Jefferson, Part 2


Thomas Jefferson loved architecture, which he considered one of the most important arts.  Nothing gave him more pleasure, he stated, than “putting up and pulling down”—something that he did several times on parts of Monticello.  Although a variety of sources went into the creation of his structures, the president’s “Bible” of design was The Four Books of Architecture by the sixteenth century Italian, Andrea Palladio.  Jefferson believed that developing an American style of architecture, based on but separate from European designs, was an important element of the national cause.  Besides his home outside Charlottesville, Jefferson helped create three other important structures in Virginia.

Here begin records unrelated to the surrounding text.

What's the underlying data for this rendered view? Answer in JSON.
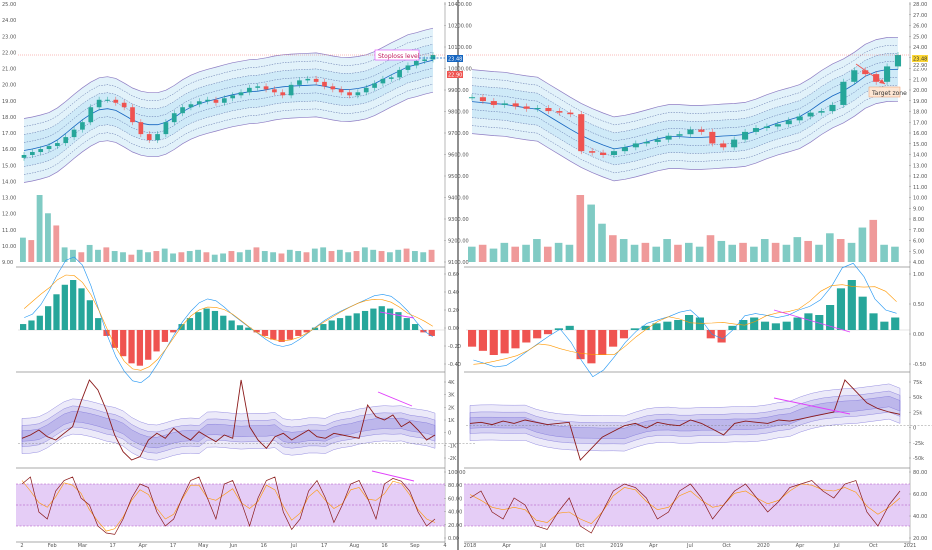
{
  "colors": {
    "up": "#26a69a",
    "down": "#ef5350",
    "vol_up": "#80cbc4",
    "vol_down": "#ef9a9a",
    "band_outer": "#8e7cc3",
    "band_fill": "#bfe3f5",
    "mid": "#1565c0",
    "price_line": "#ef5350",
    "oscillator_line": "#8b1a1a",
    "osc_band": "#7e74d9",
    "stoch_fill": "#e1c4f5",
    "trend_line": "#e040fb",
    "macd_fast": "#2196f3",
    "macd_slow": "#ff9800"
  },
  "chart_data": [
    {
      "type": "candlestick",
      "panel": "left-price",
      "y_ticks": [
        "10400.00",
        "10200.00",
        "10100.00",
        "10000.00",
        "9900.00",
        "9800.00",
        "9700.00",
        "9600.00",
        "9500.00",
        "9400.00",
        "9300.00",
        "9200.00",
        "9100.00"
      ],
      "y_right_ticks": [
        "25.00",
        "24.00",
        "23.00",
        "22.00",
        "21.00",
        "20.00",
        "19.00",
        "18.00",
        "17.00",
        "16.00",
        "15.00",
        "14.00",
        "13.00",
        "12.00",
        "11.00",
        "10.00",
        "9.00"
      ],
      "x_ticks": [
        "2",
        "Feb",
        "Mar",
        "17",
        "Apr",
        "17",
        "May",
        "Jun",
        "16",
        "Jul",
        "17",
        "Aug",
        "16",
        "Sep",
        "4"
      ],
      "price_labels": [
        "23.48",
        "22.90"
      ],
      "annotations": [
        "Stoploss level"
      ],
      "close": [
        9480,
        9500,
        9520,
        9540,
        9560,
        9600,
        9650,
        9700,
        9800,
        9850,
        9850,
        9830,
        9800,
        9700,
        9620,
        9580,
        9620,
        9700,
        9760,
        9800,
        9820,
        9840,
        9850,
        9830,
        9860,
        9880,
        9900,
        9930,
        9940,
        9920,
        9900,
        9880,
        9950,
        9980,
        9990,
        9970,
        9940,
        9920,
        9900,
        9880,
        9900,
        9930,
        9960,
        9990,
        10000,
        10050,
        10080,
        10110,
        10120,
        10150
      ]
    },
    {
      "type": "candlestick",
      "panel": "right-price",
      "y_ticks": [
        "28.00",
        "27.00",
        "26.00",
        "25.00",
        "24.00",
        "23.00",
        "22.00",
        "21.00",
        "20.00",
        "19.00",
        "18.00",
        "17.00",
        "16.00",
        "15.00",
        "14.00",
        "13.00",
        "12.00",
        "11.00",
        "10.00",
        "9.00",
        "8.00",
        "7.00",
        "6.00",
        "5.00",
        "4.00"
      ],
      "x_ticks": [
        "2018",
        "Apr",
        "Jul",
        "Oct",
        "2019",
        "Apr",
        "Jul",
        "Oct",
        "2020",
        "Apr",
        "Jul",
        "Oct",
        "2021"
      ],
      "price_labels": [
        "23.48",
        "22.90"
      ],
      "annotations": [
        "Target zone"
      ],
      "close": [
        18,
        17.5,
        17,
        17.2,
        16.8,
        16.5,
        16.6,
        16.2,
        16,
        15.8,
        11,
        10.8,
        10.5,
        11,
        11.5,
        12,
        12.2,
        12.5,
        13,
        13.2,
        13.8,
        13.5,
        12,
        11.5,
        12.5,
        13.5,
        14,
        14.2,
        14.5,
        15,
        15.5,
        16,
        16.2,
        17,
        20,
        21.5,
        21,
        20,
        22,
        23.48
      ]
    },
    {
      "type": "bar",
      "panel": "left-volume",
      "y_ticks": [
        "6.00",
        "5.00",
        "4.00",
        "3.00",
        "2.00",
        "1.00"
      ],
      "values": [
        20,
        18,
        55,
        40,
        30,
        12,
        10,
        8,
        14,
        10,
        12,
        9,
        8,
        6,
        10,
        8,
        9,
        11,
        7,
        8,
        9,
        10,
        8,
        6,
        7,
        9,
        8,
        10,
        12,
        9,
        8,
        7,
        10,
        9,
        8,
        11,
        12,
        9,
        10,
        8,
        9,
        12,
        10,
        9,
        8,
        10,
        11,
        9,
        8,
        10
      ]
    },
    {
      "type": "bar",
      "panel": "right-volume",
      "y_ticks": [
        "9.00",
        "8.00",
        "7.00",
        "6.00",
        "5.00",
        "4.00"
      ],
      "values": [
        8,
        9,
        7,
        10,
        8,
        9,
        12,
        8,
        10,
        9,
        35,
        30,
        20,
        14,
        12,
        9,
        10,
        8,
        12,
        9,
        10,
        8,
        14,
        11,
        9,
        10,
        8,
        12,
        10,
        9,
        13,
        11,
        9,
        15,
        12,
        10,
        18,
        22,
        9,
        8
      ]
    },
    {
      "type": "bar",
      "panel": "left-macd",
      "y_ticks": [
        "0.60",
        "0.40",
        "0.20",
        "0.00",
        "-0.20",
        "-0.40"
      ],
      "values": [
        0.05,
        0.08,
        0.12,
        0.2,
        0.3,
        0.38,
        0.42,
        0.35,
        0.25,
        0.1,
        -0.05,
        -0.15,
        -0.22,
        -0.28,
        -0.3,
        -0.25,
        -0.18,
        -0.1,
        -0.02,
        0.05,
        0.1,
        0.15,
        0.18,
        0.16,
        0.12,
        0.08,
        0.04,
        0.02,
        -0.02,
        -0.05,
        -0.08,
        -0.1,
        -0.08,
        -0.05,
        -0.02,
        0.02,
        0.05,
        0.08,
        0.1,
        0.12,
        0.14,
        0.16,
        0.18,
        0.2,
        0.18,
        0.15,
        0.1,
        0.05,
        -0.02,
        -0.05
      ]
    },
    {
      "type": "bar",
      "panel": "right-macd",
      "y_ticks": [
        "1.00",
        "0.50",
        "0.00",
        "-0.50"
      ],
      "values": [
        -0.2,
        -0.25,
        -0.3,
        -0.28,
        -0.22,
        -0.15,
        -0.1,
        -0.05,
        0.02,
        0.05,
        -0.35,
        -0.4,
        -0.3,
        -0.2,
        -0.1,
        0.02,
        0.05,
        0.08,
        0.1,
        0.12,
        0.18,
        0.15,
        -0.1,
        -0.15,
        0.05,
        0.12,
        0.15,
        0.1,
        0.08,
        0.1,
        0.15,
        0.2,
        0.18,
        0.3,
        0.5,
        0.6,
        0.4,
        0.2,
        0.1,
        0.15
      ]
    },
    {
      "type": "line",
      "panel": "left-oscillator",
      "y_ticks": [
        "4K",
        "3K",
        "2K",
        "1K",
        "0",
        "-1K",
        "-2K"
      ],
      "values": [
        0.3,
        0.5,
        0.8,
        0.4,
        0.2,
        0.6,
        1.0,
        2.5,
        3.8,
        3.2,
        2.0,
        0.5,
        -0.5,
        -1.0,
        -0.8,
        0.2,
        0.6,
        0.3,
        0.9,
        0.5,
        0.2,
        0.7,
        0.4,
        0.1,
        0.5,
        0.3,
        3.8,
        1.0,
        0.2,
        -0.3,
        0.4,
        0.6,
        0.2,
        0.5,
        0.8,
        0.4,
        0.3,
        0.6,
        0.5,
        0.4,
        0.3,
        2.3,
        1.6,
        1.4,
        1.7,
        1.0,
        1.3,
        0.8,
        0.2,
        0.5
      ]
    },
    {
      "type": "line",
      "panel": "right-oscillator",
      "y_ticks": [
        "75k",
        "50k",
        "25k",
        "0",
        "-25k",
        "-50k"
      ],
      "values": [
        2,
        3,
        1,
        4,
        2,
        5,
        3,
        1,
        2,
        3,
        -30,
        -20,
        -10,
        -5,
        0,
        2,
        -2,
        3,
        1,
        0,
        5,
        2,
        -3,
        -8,
        2,
        4,
        3,
        2,
        5,
        4,
        6,
        8,
        10,
        12,
        40,
        30,
        20,
        15,
        12,
        10
      ]
    },
    {
      "type": "line",
      "panel": "left-stochastic",
      "y_ticks": [
        "100.00",
        "80.00",
        "60.00",
        "40.00",
        "20.00",
        "0.00"
      ],
      "values": [
        80,
        90,
        40,
        30,
        70,
        85,
        90,
        60,
        50,
        20,
        10,
        8,
        30,
        60,
        80,
        75,
        40,
        20,
        30,
        60,
        85,
        90,
        60,
        30,
        80,
        85,
        55,
        20,
        60,
        85,
        90,
        40,
        15,
        30,
        70,
        85,
        60,
        25,
        50,
        80,
        85,
        60,
        30,
        80,
        88,
        84,
        70,
        40,
        20,
        30
      ]
    },
    {
      "type": "line",
      "panel": "right-stochastic",
      "y_ticks": [
        "80.00",
        "60.00",
        "40.00",
        "20.00"
      ],
      "values": [
        60,
        70,
        40,
        30,
        60,
        50,
        20,
        15,
        40,
        60,
        20,
        10,
        40,
        70,
        80,
        75,
        60,
        30,
        40,
        70,
        80,
        60,
        30,
        50,
        70,
        80,
        60,
        40,
        55,
        75,
        80,
        85,
        70,
        60,
        80,
        85,
        40,
        20,
        50,
        70
      ]
    }
  ]
}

The cubic architecture of the Virginia State Capitol in Richmond was chosen to resemble an ancient Roman temple.  The only structure of this kind that Jefferson had seen first-hand was the Maison Carrée in the south of France.  However, Jefferson’s design of the state house substituted Ionic scrolls for the more ornate Corinthian columns found at the temple in Nîmes.  The commanding and impressive building is not without tragedy.  When hundreds crowded into the upstairs gallery during Reconstruction following the Civil War in 1870, the balcony gave way causing the death of sixty-one people and injury to scores of others.  Despite calls for its demolition, the building was restored and eventually expanded.  It is still in use today.

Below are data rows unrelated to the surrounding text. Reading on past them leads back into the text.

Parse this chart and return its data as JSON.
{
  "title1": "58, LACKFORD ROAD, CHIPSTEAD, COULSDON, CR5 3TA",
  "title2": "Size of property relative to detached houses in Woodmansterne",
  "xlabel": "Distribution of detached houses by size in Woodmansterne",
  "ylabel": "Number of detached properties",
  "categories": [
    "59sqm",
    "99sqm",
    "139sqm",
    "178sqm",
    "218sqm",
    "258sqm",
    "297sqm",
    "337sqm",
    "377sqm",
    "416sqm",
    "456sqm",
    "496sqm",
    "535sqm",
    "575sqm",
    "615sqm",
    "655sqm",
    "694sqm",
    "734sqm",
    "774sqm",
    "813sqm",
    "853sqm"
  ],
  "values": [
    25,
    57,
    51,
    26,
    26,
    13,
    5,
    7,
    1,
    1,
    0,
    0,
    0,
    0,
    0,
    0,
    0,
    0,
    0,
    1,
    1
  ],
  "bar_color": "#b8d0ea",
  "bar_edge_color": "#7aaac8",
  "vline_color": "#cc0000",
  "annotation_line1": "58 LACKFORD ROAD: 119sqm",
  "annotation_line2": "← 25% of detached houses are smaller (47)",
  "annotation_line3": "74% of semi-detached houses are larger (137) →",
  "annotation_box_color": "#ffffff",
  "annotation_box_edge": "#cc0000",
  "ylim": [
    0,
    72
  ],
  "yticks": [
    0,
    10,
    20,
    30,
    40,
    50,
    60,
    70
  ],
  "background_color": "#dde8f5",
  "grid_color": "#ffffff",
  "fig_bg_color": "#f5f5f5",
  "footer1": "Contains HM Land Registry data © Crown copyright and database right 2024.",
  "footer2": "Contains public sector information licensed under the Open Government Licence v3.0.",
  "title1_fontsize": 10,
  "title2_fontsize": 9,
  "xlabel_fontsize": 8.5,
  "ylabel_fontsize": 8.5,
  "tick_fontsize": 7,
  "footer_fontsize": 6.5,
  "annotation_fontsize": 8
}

During our visit to the state in early January, we were able to see another Jeffersonian design: The University of Virginia.  The president’s retirement project was to develop an “academical village” where professors and students would live and work in close proximity.  Called “the proudest achievement of American architecture in the past 200 years” by the American Institute of Architects, UVA’s focal point is the beautiful Rotunda.  Located at the north end of “the Lawn,” the structure was modeled after the ancient Pantheon in Rome, which Jefferson had read about in sources like Palladio and others.  After a devastating fire in 1895, the architectural firm of McKim, Mead, and White (of Boston Public Library fame) made significant changes to the building’s original design.  But in 1973, a three-year project was begun to restore the Rotunda to the way Jefferson intended.  Initially designed as the campus library, the Rotunda now serves as a place for lectures, meetings, symposia, dinners, and tours.  Unfortunately the day we were there, January 2nd, the building was closed for the federal holiday.  Down the hill to the east and west of the Rotunda, stretch the faculty Pavilions and some student rooms, making for a striking central campus.

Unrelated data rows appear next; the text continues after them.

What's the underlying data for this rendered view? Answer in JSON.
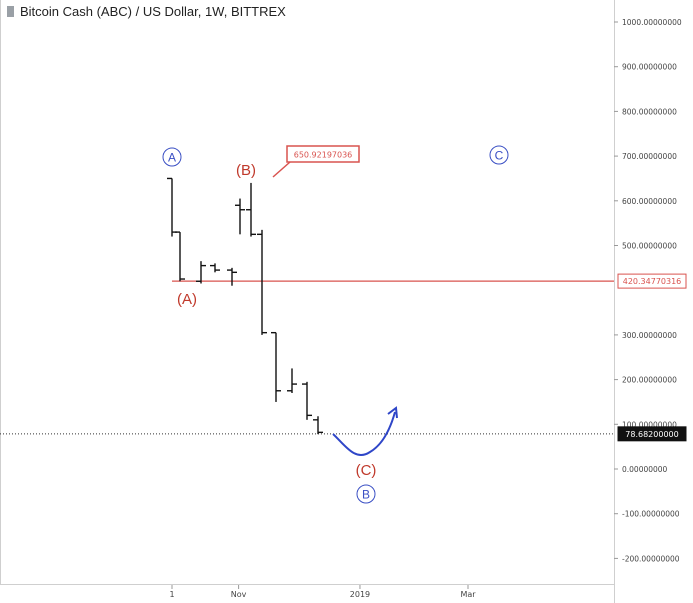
{
  "header": {
    "title": "Bitcoin Cash (ABC) / US Dollar, 1W, BITTREX"
  },
  "colors": {
    "red": "#d9534f",
    "blue": "#3a4fc4",
    "bar": "#111111",
    "axis": "#cccccc"
  },
  "chart_data": {
    "type": "ohlc",
    "title": "Bitcoin Cash (ABC) / US Dollar, 1W, BITTREX",
    "ylim": [
      -230,
      1000
    ],
    "y_ticks": [
      {
        "value": 1000,
        "label": "1000.00000000"
      },
      {
        "value": 900,
        "label": "900.00000000"
      },
      {
        "value": 800,
        "label": "800.00000000"
      },
      {
        "value": 700,
        "label": "700.00000000"
      },
      {
        "value": 600,
        "label": "600.00000000"
      },
      {
        "value": 500,
        "label": "500.00000000"
      },
      {
        "value": 300,
        "label": "300.00000000"
      },
      {
        "value": 200,
        "label": "200.00000000"
      },
      {
        "value": 100,
        "label": "100.00000000"
      },
      {
        "value": 0,
        "label": "0.00000000"
      },
      {
        "value": -100,
        "label": "-100.00000000"
      },
      {
        "value": -200,
        "label": "-200.00000000"
      }
    ],
    "x_ticks": [
      {
        "index": 0,
        "label": "1"
      },
      {
        "index": 4.5,
        "label": "Nov"
      },
      {
        "index": 12.7,
        "label": "2019"
      },
      {
        "index": 20,
        "label": "Mar"
      }
    ],
    "bars": [
      {
        "open": 650,
        "high": 650,
        "low": 520,
        "close": 530
      },
      {
        "open": 530,
        "high": 530,
        "low": 420,
        "close": 425
      },
      {
        "open": 420,
        "high": 465,
        "low": 415,
        "close": 455
      },
      {
        "open": 455,
        "high": 460,
        "low": 440,
        "close": 445
      },
      {
        "open": 445,
        "high": 450,
        "low": 410,
        "close": 440
      },
      {
        "open": 590,
        "high": 605,
        "low": 525,
        "close": 580
      },
      {
        "open": 580,
        "high": 640,
        "low": 520,
        "close": 525
      },
      {
        "open": 525,
        "high": 535,
        "low": 300,
        "close": 305
      },
      {
        "open": 305,
        "high": 305,
        "low": 150,
        "close": 175
      },
      {
        "open": 175,
        "high": 225,
        "low": 170,
        "close": 190
      },
      {
        "open": 190,
        "high": 195,
        "low": 110,
        "close": 120
      },
      {
        "open": 110,
        "high": 118,
        "low": 78,
        "close": 82
      }
    ],
    "horizontal_lines": [
      {
        "value": 420.3477,
        "label": "420.34770316",
        "style": "solid",
        "color": "red"
      },
      {
        "value": 78.682,
        "label": "78.68200000",
        "style": "dotted",
        "color": "black"
      }
    ],
    "callout": {
      "label": "650.92197036",
      "value": 650.92
    },
    "wave_labels": [
      {
        "text": "A",
        "circled": true,
        "color": "blue"
      },
      {
        "text": "(B)",
        "circled": false,
        "color": "red"
      },
      {
        "text": "C",
        "circled": true,
        "color": "blue"
      },
      {
        "text": "(A)",
        "circled": false,
        "color": "red"
      },
      {
        "text": "(C)",
        "circled": false,
        "color": "red"
      },
      {
        "text": "B",
        "circled": true,
        "color": "blue"
      }
    ],
    "projection": "curved arrow up from (C)"
  }
}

While on our guided tour of Monticello, we learned that the building served as Jefferson’s public residence.  His private retreat—to escape the hordes of visitors—was Poplar Forest, located near Lynchburg.  Designed and built during the last twenty years of his life, this plantation house allowed Jefferson to experience “the solitude of a hermit.”  Once again built in accordance with Palladian principles, the Italian-style villa has a central cube room with porticos on the north and south.  Since 1986, Poplar Forest has been undergoing restoration.  Like Monticello, it is open to the public for tours and I would love to see it someday.